Baltimore County's Olszewski likely to face Republican McDonough this fall
It appears Baltimore County Executive Johnny Olszewski will be facing off against former Republican Delegate Pat McDonough during the general election in November.
McDonough was clear that he plans to run an aggressive campaign against Olszewski, who is seeking a four year term for the second time.
Both hold healthy leads in their respective primary elections, early voting data shows. McDonough had about 40% of the vote in a six-way race in the Republican primary on Tuesday night, according to the Maryland Board of Elections data. Olszewski had more than 80% of the vote in a two-way contest in the Democratic primary.
Meanwhile, other races in the county are too close to call. Thousands of mail-in ballots remain to be counted and by state law that cannot begin until Thursday morning.
McDonough declared victory Tuesday night.
“We are going to run on the simple slogan of save our county,” McDonough said. “People say well save our county from what? Well save our county from Johnny Olszewski.”
McDonough said there’s too much crime and schools are too violent.

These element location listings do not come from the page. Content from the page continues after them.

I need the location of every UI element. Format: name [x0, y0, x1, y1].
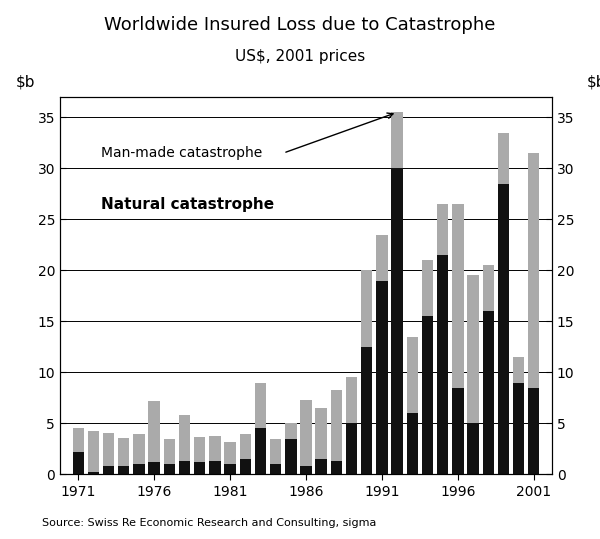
Text: Man-made catastrophe: Man-made catastrophe	[101, 146, 262, 160]
Bar	[498, 133, 509, 184]
Bar	[498, 184, 509, 474]
Bar	[482, 265, 494, 311]
Bar	[148, 401, 160, 462]
Bar	[164, 464, 175, 474]
Bar	[346, 423, 357, 474]
Bar	[118, 438, 130, 466]
Bar	[179, 415, 190, 461]
Bar	[452, 388, 464, 474]
Bar	[194, 437, 205, 462]
Bar	[513, 357, 524, 383]
Bar	[133, 464, 145, 474]
Bar	[270, 464, 281, 474]
Bar	[467, 275, 479, 423]
Bar	[513, 383, 524, 474]
Bar	[255, 429, 266, 474]
Bar	[452, 204, 464, 388]
Bar	[148, 462, 160, 474]
Bar	[103, 432, 114, 466]
Bar	[301, 466, 311, 474]
Bar	[224, 441, 236, 464]
Bar	[361, 347, 373, 474]
Bar	[361, 271, 373, 347]
Bar	[285, 423, 296, 439]
Bar	[407, 337, 418, 413]
Bar	[73, 452, 84, 474]
Bar	[224, 464, 236, 474]
Bar	[285, 439, 296, 474]
Bar	[437, 255, 448, 474]
Bar	[331, 461, 342, 474]
Bar	[118, 466, 130, 474]
Bar	[437, 204, 448, 255]
Bar	[301, 400, 311, 466]
Bar	[422, 260, 433, 316]
Bar	[239, 459, 251, 474]
Text: $b: $b	[16, 74, 35, 89]
Bar	[88, 472, 99, 474]
Bar	[209, 461, 221, 474]
Text: US$, 2001 prices: US$, 2001 prices	[235, 49, 365, 64]
Text: Source: Swiss Re Economic Research and Consulting, sigma: Source: Swiss Re Economic Research and C…	[42, 518, 376, 528]
Bar	[376, 281, 388, 474]
Bar	[209, 436, 221, 461]
Bar	[316, 459, 327, 474]
Bar	[270, 439, 281, 464]
Text: $b: $b	[586, 74, 600, 89]
Bar	[528, 153, 539, 388]
Bar	[133, 433, 145, 464]
Bar	[331, 390, 342, 461]
Bar	[422, 316, 433, 474]
Bar	[194, 462, 205, 474]
Bar	[467, 423, 479, 474]
Bar	[346, 377, 357, 423]
Bar	[164, 439, 175, 464]
Bar	[528, 388, 539, 474]
Bar	[179, 461, 190, 474]
Bar	[255, 383, 266, 429]
Text: Worldwide Insured Loss due to Catastrophe: Worldwide Insured Loss due to Catastroph…	[104, 16, 496, 34]
Bar	[88, 432, 99, 472]
Bar	[376, 234, 388, 281]
Bar	[482, 311, 494, 474]
Bar	[391, 112, 403, 168]
Bar	[391, 168, 403, 474]
Bar	[239, 433, 251, 459]
Bar	[103, 466, 114, 474]
Text: Natural catastrophe: Natural catastrophe	[101, 197, 274, 212]
Bar	[316, 408, 327, 459]
Bar	[73, 429, 84, 452]
Bar	[407, 413, 418, 474]
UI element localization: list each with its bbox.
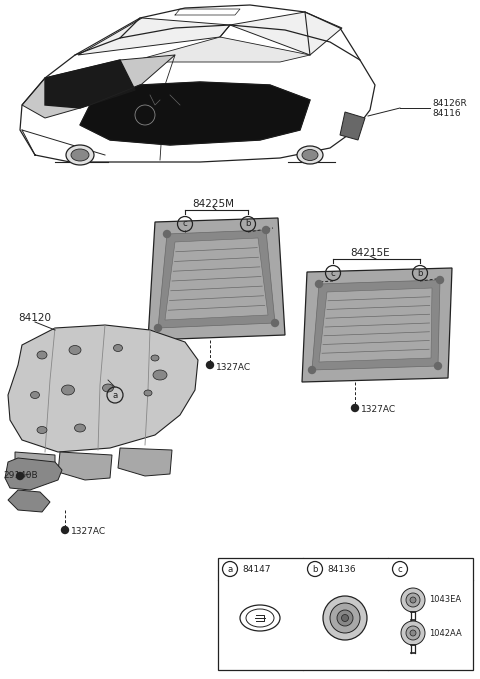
Text: 84126R: 84126R [432, 100, 467, 109]
Polygon shape [45, 60, 135, 108]
Ellipse shape [113, 344, 122, 352]
Polygon shape [230, 12, 342, 55]
Text: 1327AC: 1327AC [216, 363, 251, 371]
Polygon shape [130, 37, 310, 62]
Polygon shape [319, 288, 432, 362]
Circle shape [410, 597, 416, 603]
Circle shape [16, 473, 24, 479]
Circle shape [272, 320, 278, 327]
Circle shape [155, 325, 161, 331]
Polygon shape [148, 218, 285, 340]
Polygon shape [78, 18, 230, 55]
Ellipse shape [302, 149, 318, 160]
Polygon shape [312, 280, 440, 370]
Circle shape [401, 588, 425, 612]
Ellipse shape [240, 605, 280, 631]
Text: 29140B: 29140B [3, 471, 37, 481]
Text: 1327AC: 1327AC [361, 405, 396, 414]
Polygon shape [118, 448, 172, 476]
Text: c: c [397, 564, 402, 574]
Polygon shape [165, 238, 268, 320]
Text: 1042AA: 1042AA [429, 629, 462, 638]
Circle shape [351, 405, 359, 411]
Ellipse shape [246, 609, 274, 627]
Text: 84215E: 84215E [350, 248, 390, 258]
Circle shape [263, 227, 269, 234]
Circle shape [315, 280, 323, 287]
Text: 84116: 84116 [432, 109, 461, 117]
Text: a: a [112, 390, 118, 399]
Polygon shape [8, 325, 198, 452]
Ellipse shape [66, 145, 94, 165]
Circle shape [410, 630, 416, 636]
Ellipse shape [103, 384, 113, 392]
Text: 84225M: 84225M [192, 199, 234, 209]
Circle shape [337, 610, 353, 626]
Text: 1043EA: 1043EA [429, 595, 461, 604]
Polygon shape [340, 112, 365, 140]
Ellipse shape [61, 385, 74, 395]
Text: 84147: 84147 [242, 564, 271, 574]
Ellipse shape [151, 355, 159, 361]
Ellipse shape [37, 351, 47, 359]
Text: b: b [312, 564, 318, 574]
Polygon shape [5, 458, 62, 490]
Circle shape [434, 363, 442, 369]
Circle shape [401, 621, 425, 645]
Circle shape [164, 230, 170, 238]
Circle shape [330, 603, 360, 633]
Ellipse shape [153, 370, 167, 380]
Ellipse shape [297, 146, 323, 164]
Polygon shape [302, 268, 452, 382]
Circle shape [323, 596, 367, 640]
Text: 84136: 84136 [327, 564, 356, 574]
Polygon shape [8, 490, 50, 512]
Text: c: c [331, 268, 336, 278]
Ellipse shape [144, 390, 152, 396]
Circle shape [61, 526, 69, 534]
Ellipse shape [71, 149, 89, 161]
Circle shape [436, 276, 444, 284]
Text: c: c [182, 219, 187, 229]
Ellipse shape [31, 392, 39, 399]
Ellipse shape [69, 346, 81, 354]
Ellipse shape [74, 424, 85, 432]
Bar [218, 558, 473, 670]
Polygon shape [22, 55, 175, 118]
Polygon shape [15, 452, 55, 480]
Text: b: b [417, 268, 423, 278]
Circle shape [309, 367, 315, 373]
Circle shape [341, 614, 348, 621]
Ellipse shape [37, 426, 47, 433]
Circle shape [406, 626, 420, 640]
Text: b: b [245, 219, 251, 229]
Polygon shape [58, 452, 112, 480]
Circle shape [406, 593, 420, 607]
Text: 1327AC: 1327AC [71, 528, 106, 536]
Text: 84120: 84120 [18, 313, 51, 323]
Circle shape [206, 361, 214, 369]
Text: a: a [228, 564, 233, 574]
Polygon shape [80, 82, 310, 145]
Polygon shape [158, 230, 275, 328]
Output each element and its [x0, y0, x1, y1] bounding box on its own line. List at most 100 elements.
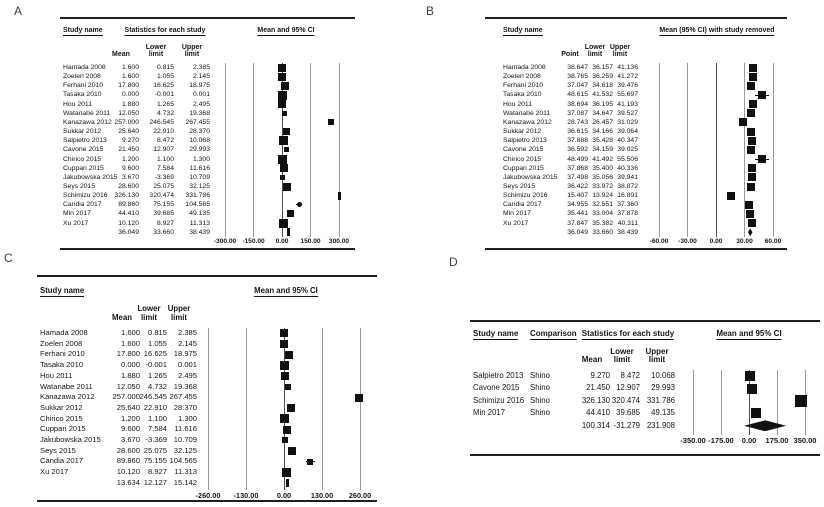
- axis-tick-label: 350.00: [793, 436, 817, 445]
- study-name-column-header: Study name: [63, 27, 103, 36]
- axis-tick-label: 0.00: [276, 491, 292, 500]
- stat-value: 11.313: [189, 219, 210, 227]
- point-marker: [280, 372, 289, 381]
- study-name: Zoelen 2008: [63, 73, 101, 81]
- gridline: [658, 63, 660, 237]
- study-name: Xu 2017: [63, 219, 89, 227]
- stat-value: 13.634: [116, 477, 140, 487]
- forest-plot-area: [692, 370, 808, 435]
- stat-value: 28.600: [118, 182, 139, 190]
- stat-value: 32.125: [173, 445, 197, 455]
- stat-value: 1.300: [177, 413, 197, 423]
- stat-value: 326.130: [581, 395, 610, 405]
- stat-value: 12.907: [153, 146, 174, 154]
- stat-value: 37.868: [567, 164, 588, 172]
- study-name: Tasaka 2010: [63, 91, 102, 99]
- study-row: Watanabe 2011 12.050 4.732 19.368: [60, 109, 355, 118]
- stat-value: 10.068: [189, 137, 210, 145]
- summary-diamond: [287, 228, 291, 237]
- study-row: Kanazawa 2012 28.743 26.457 31.029: [485, 118, 787, 127]
- point-marker: [283, 128, 291, 136]
- stat-column-header: Lower limit: [610, 346, 634, 365]
- study-name: Zoelen 2008: [503, 73, 541, 81]
- stat-value: 37.087: [567, 109, 588, 117]
- study-name: Salpietro 2013: [63, 137, 107, 145]
- study-name: Sukkar 2012: [40, 402, 83, 412]
- gridline: [720, 370, 722, 435]
- stat-value: 55.506: [617, 155, 638, 163]
- stat-value: 37.847: [567, 219, 588, 227]
- stat-value: 11.313: [174, 467, 197, 477]
- study-name-column-header: Study name: [503, 27, 543, 36]
- study-row: Sukkar 2012 36.615 34.166 39.064: [485, 127, 787, 136]
- stat-value: 38.647: [567, 64, 588, 71]
- point-marker: [746, 145, 755, 154]
- study-name: Schimizu 2016: [503, 192, 548, 200]
- study-name: Jakubowska 2015: [503, 173, 558, 181]
- zero-gridline: [281, 63, 283, 237]
- forest-plot-panel-a: Study name Statistics for each study Mean …: [60, 17, 355, 250]
- point-marker: [277, 90, 287, 100]
- stat-value: 16.625: [153, 82, 174, 90]
- axis-tick-label: 0.00: [709, 238, 723, 245]
- stat-value: 22.910: [143, 402, 167, 412]
- gridline: [338, 63, 340, 237]
- study-name: Chirico 2015: [503, 155, 542, 163]
- stat-value: 35.441: [567, 210, 588, 218]
- stat-value: 1.600: [121, 64, 139, 71]
- point-marker: [279, 218, 289, 228]
- summary-diamond: [286, 479, 290, 488]
- panel-label-d: D: [449, 255, 458, 269]
- panel-label-c: C: [4, 251, 13, 265]
- point-marker: [758, 91, 767, 100]
- study-row: Zoelen 2008 1.600 1.055 2.145: [37, 339, 377, 350]
- stat-value: 21.450: [118, 146, 139, 154]
- stat-value: 0.000: [120, 360, 140, 370]
- stat-value: 44.410: [586, 408, 610, 418]
- stat-value: 38.872: [617, 182, 638, 190]
- axis-tick-label: 150.00: [300, 238, 321, 245]
- study-row: Schimizu 2016 Shino 326.130 320.474 331.786: [470, 395, 820, 407]
- stat-value: 10.120: [118, 219, 139, 227]
- point-marker: [277, 154, 287, 164]
- study-name: Ferhani 2010: [40, 349, 85, 359]
- axis-tick-label: -60.00: [649, 238, 669, 245]
- stat-value: 35.400: [592, 164, 613, 172]
- forest-plot-area: [207, 328, 364, 490]
- stat-value: 18.975: [189, 82, 210, 90]
- stat-value: 10.709: [189, 173, 210, 181]
- gridline: [692, 370, 694, 435]
- study-row: Cuppari 2015 37.868 35.400 40.336: [485, 164, 787, 173]
- study-row: Jakubowska 2015 37.498 35.056 39.941: [485, 173, 787, 182]
- study-row: Salpietro 2013 9.270 8.472 10.068: [60, 136, 355, 145]
- study-row: Tasaka 2010 0.000 -0.001 0.001: [60, 90, 355, 99]
- gridline: [224, 63, 226, 237]
- study-name: Cavone 2015: [473, 383, 520, 393]
- stat-value: 8.472: [156, 137, 174, 145]
- study-row: Cuppari 2015 9.600 7.584 11.616: [60, 164, 355, 173]
- stat-column-header: Upper limit: [167, 304, 191, 322]
- stat-value: 17.800: [116, 349, 140, 359]
- stat-value: 1.880: [120, 370, 140, 380]
- study-row: Seys 2015 36.422 33.972 38.872: [485, 182, 787, 191]
- stat-value: 36.157: [592, 64, 613, 71]
- forest-plot-panel-c: Study name Mean and 95% CI Mean Lower limit…: [37, 275, 377, 502]
- stat-value: 48.615: [567, 91, 588, 99]
- gridline: [321, 328, 323, 490]
- stat-value: 0.000: [121, 91, 139, 99]
- stat-value: 12.127: [143, 477, 167, 487]
- stat-value: 33.660: [153, 228, 174, 236]
- study-row: Kanazawa 2012 257.000 246.545 267.455: [37, 392, 377, 403]
- study-row: Hou 2011 38.694 36.195 41.193: [485, 100, 787, 109]
- study-row: Hamada 2008 1.600 0.815 2.385: [37, 328, 377, 339]
- stat-value: 3.670: [121, 173, 139, 181]
- axis-tick-label: 0.00: [275, 238, 289, 245]
- study-name: Cuppari 2015: [63, 164, 104, 172]
- comparison-value: Shino: [530, 383, 550, 393]
- panel-label-b: B: [426, 4, 435, 18]
- stat-value: 28.370: [173, 402, 197, 412]
- study-row: Cavone 2015 21.450 12.907 29.993: [60, 145, 355, 154]
- stat-value: 11.616: [174, 424, 197, 434]
- gridline: [253, 63, 254, 237]
- statistics-section-header: Statistics for each study: [124, 27, 206, 36]
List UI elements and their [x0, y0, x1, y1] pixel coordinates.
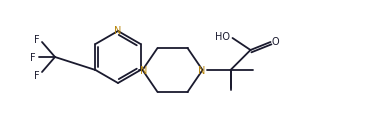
Text: F: F — [30, 53, 36, 62]
Text: N: N — [198, 65, 205, 75]
Text: F: F — [34, 70, 40, 80]
Text: HO: HO — [215, 32, 230, 42]
Text: O: O — [272, 37, 279, 47]
Text: N: N — [140, 65, 147, 75]
Text: F: F — [34, 35, 40, 45]
Text: N: N — [114, 26, 122, 36]
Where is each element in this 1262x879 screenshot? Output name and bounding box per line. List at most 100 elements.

“My pledge to the people is very simple,” McDonough said. “My pledge is I will never allow Baltimore County to become another Baltimore City.”
Olszewski said he is happy to run on his record of running an accountable, transparent government.
“We certainly welcome the opportunity to not just tell our story but to share pretty stark contrasts about a future looking vision for our county is and has been and what he might present,” Olszewski said.
Olszewski stopped short of declaring victory in the Democratic primary.
“I’m going to let the process play out,” Olszewski said. “Obviously we are humbled and overwhelmed by the support we’ve seen.”
His opponent Adam Reuter, a political unknown, stopped short of saying the race is over, but declared on Tuesday night, “It looks like I’m going to lose.”
Four years ago, Olszewski won a historically close primary election by only 17 votes. When asked why this time around the margin was so much larger he pointed to his record.
“I think it’s because we delivered on the promise of four years ago,” Olszewski said. “We’ve turned county government inside out, and we’re being more responsive, accountable, transparent and connected than ever before.”
Also, Olszewski now enjoys the power of incumbency, including having around $2 million in his campaign coffers.
McDonough ran for county executive four years ago but lost the Republican primary.
Meanwhile, the winner of the contentious battle for the Democratic nomination for Baltimore County State’s Attorney remains up in the air.
Challenger Robbie Leonard held a lead of several hundred votes over incumbent Scott Shellenberger on Tuesday night.
But there are at least around 30,000 Democratic mail-in ballots that need to be counted in the county. That will begin on Thursday.
Leonard and Shellenbeger took shots at each other in what was arguably the most aggressively fought primary race in the county. Leonard claimed Shellenberger does not protect victims of sexual assault and goes easy on police officers charged with misconduct.
Shellenberger denied both of those accusations and fired back that Leonard isn’t qualified to be state’s attorney.
Shellenberger has served in the position since 2007.
Two open council seats in the first and sixth districts are close as well.
“We want to make sure that residents are patient as our very capable board of elections works through counting those ballots,” Olszewski said.